There have been articles published about supposed SEO companies which get traffic to their own well optimized sites and then redirect it to their client's site through pay per click ads which they have organized for their clients. 




Hopefully this page is a useful overview of the principles of search engine optimization. People can read such information and then ignore it because it doesn't suit their site design ideals, or because others are not doing it. This makes things easier for those that optimize correctly.

It is common for webmasters to read such information and then pick a few of the points that they will actually do.  To do it properly, you need to actually follow most of the 13 points in the SEO section of this page.  Doing only some of these things will not get the same results.

This information is only a summary and webmasters must take responsibility for the consequences of over-optimizing.  Keep in mind that content is rewarded by search engines, and the information on this page is merely advice on how to tell the search engines about your content.
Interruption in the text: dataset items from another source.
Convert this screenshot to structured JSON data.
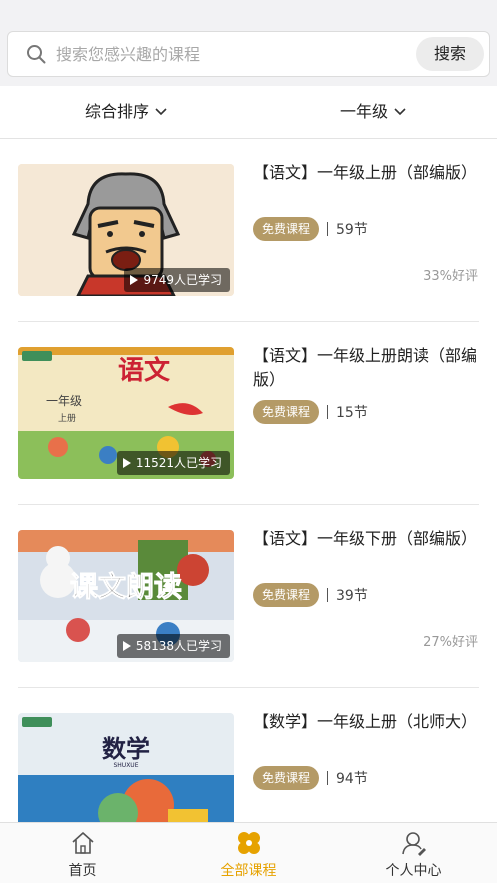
{
  "search": {
    "placeholder": "搜索您感兴趣的课程",
    "button_label": "搜索"
  },
  "filters": {
    "sort_label": "综合排序",
    "grade_label": "一年级"
  },
  "courses": [
    {
      "title": "【语文】一年级上册（部编版）",
      "tag": "免费课程",
      "lessons": "59节",
      "views": "9749人已学习",
      "rating": "33%好评"
    },
    {
      "title": "【语文】一年级上册朗读（部编版）",
      "tag": "免费课程",
      "lessons": "15节",
      "views": "11521人已学习",
      "rating": ""
    },
    {
      "title": "【语文】一年级下册（部编版）",
      "tag": "免费课程",
      "lessons": "39节",
      "views": "58138人已学习",
      "rating": "27%好评"
    },
    {
      "title": "【数学】一年级上册（北师大）",
      "tag": "免费课程",
      "lessons": "94节",
      "views": "",
      "rating": ""
    }
  ],
  "thumbnails": {
    "c2_title": "语文",
    "c2_grade": "一年级",
    "c2_vol": "上册",
    "c3_overlay": "课文朗读",
    "c4_title": "数学",
    "c4_sub": "SHUXUE"
  },
  "tabbar": {
    "home_label": "首页",
    "all_label": "全部课程",
    "me_label": "个人中心"
  },
  "colors": {
    "accent": "#e6a200",
    "tag": "#b49a66"
  }
}
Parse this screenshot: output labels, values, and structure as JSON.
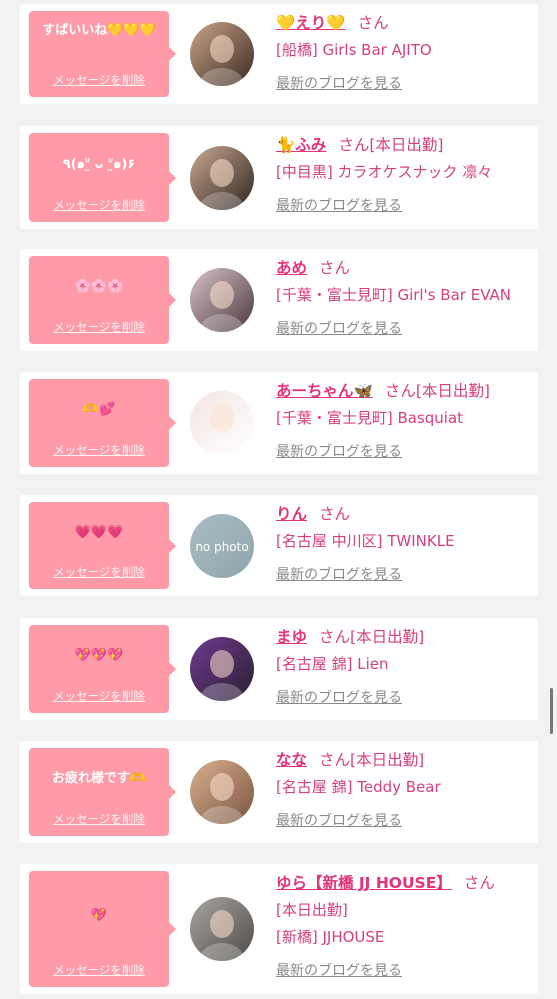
{
  "messages": [
    {
      "message": "すばいいね💛💛💛",
      "delete_label": "メッセージを削除",
      "avatar_icon": "user-photo",
      "name": "💛えり💛",
      "honorific": "さん",
      "status": "",
      "shop": "[船橋] Girls Bar AJITO",
      "blog_label": "最新のブログを見る"
    },
    {
      "message": "٩(๑ᐡ̤  ᴗ ᐡ̤๑)۶",
      "delete_label": "メッセージを削除",
      "avatar_icon": "user-photo",
      "name": "🐈ふみ",
      "honorific": "さん",
      "status": "[本日出勤]",
      "shop": "[中目黒] カラオケスナック 凛々",
      "blog_label": "最新のブログを見る"
    },
    {
      "message": "🌸🌸🌸",
      "delete_label": "メッセージを削除",
      "avatar_icon": "user-photo",
      "name": "あめ",
      "honorific": "さん",
      "status": "",
      "shop": "[千葉・富士見町] Girl's Bar EVAN",
      "blog_label": "最新のブログを見る"
    },
    {
      "message": "🫶💕",
      "delete_label": "メッセージを削除",
      "avatar_icon": "user-photo",
      "name": "あーちゃん🦋",
      "honorific": "さん",
      "status": "[本日出勤]",
      "shop": "[千葉・富士見町] Basquiat",
      "blog_label": "最新のブログを見る"
    },
    {
      "message": "💗💗💗",
      "delete_label": "メッセージを削除",
      "avatar_icon": "no-photo-placeholder",
      "avatar_text": "no photo",
      "name": "りん",
      "honorific": "さん",
      "status": "",
      "shop": "[名古屋 中川区] TWINKLE",
      "blog_label": "最新のブログを見る"
    },
    {
      "message": "💖💖💖",
      "delete_label": "メッセージを削除",
      "avatar_icon": "user-photo",
      "name": "まゆ",
      "honorific": "さん",
      "status": "[本日出勤]",
      "shop": "[名古屋 錦] Lien",
      "blog_label": "最新のブログを見る"
    },
    {
      "message": "お疲れ様です🫶",
      "delete_label": "メッセージを削除",
      "avatar_icon": "user-photo",
      "name": "なな",
      "honorific": "さん",
      "status": "[本日出勤]",
      "shop": "[名古屋 錦] Teddy Bear",
      "blog_label": "最新のブログを見る"
    },
    {
      "message": "💖",
      "delete_label": "メッセージを削除",
      "avatar_icon": "user-photo",
      "name": "ゆら【新橋 JJ HOUSE】",
      "honorific": "さん",
      "status": "[本日出勤]",
      "shop": "[新橋] JJHOUSE",
      "blog_label": "最新のブログを見る"
    }
  ],
  "colors": {
    "bubble": "#ff9aa9",
    "name": "#e3347a",
    "text": "#d6407d",
    "link_gray": "#8a8a8a",
    "background": "#f2f2f2"
  }
}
copyright 2008-2009  Anthony Liska





A useful site for optimization tools is Webconfs

Detailed articles are contained on Website Helpers

Detailed page rank information is located here:  http://www.vaughns-1-pagers.com/internet/google-ranking-factors.htm  

Keep in mind that search engine criteria change regularly, and only the search engines know what is good and bad.

The general principle is to tell the search engine what the site is about and to make sure your site is really about that topic.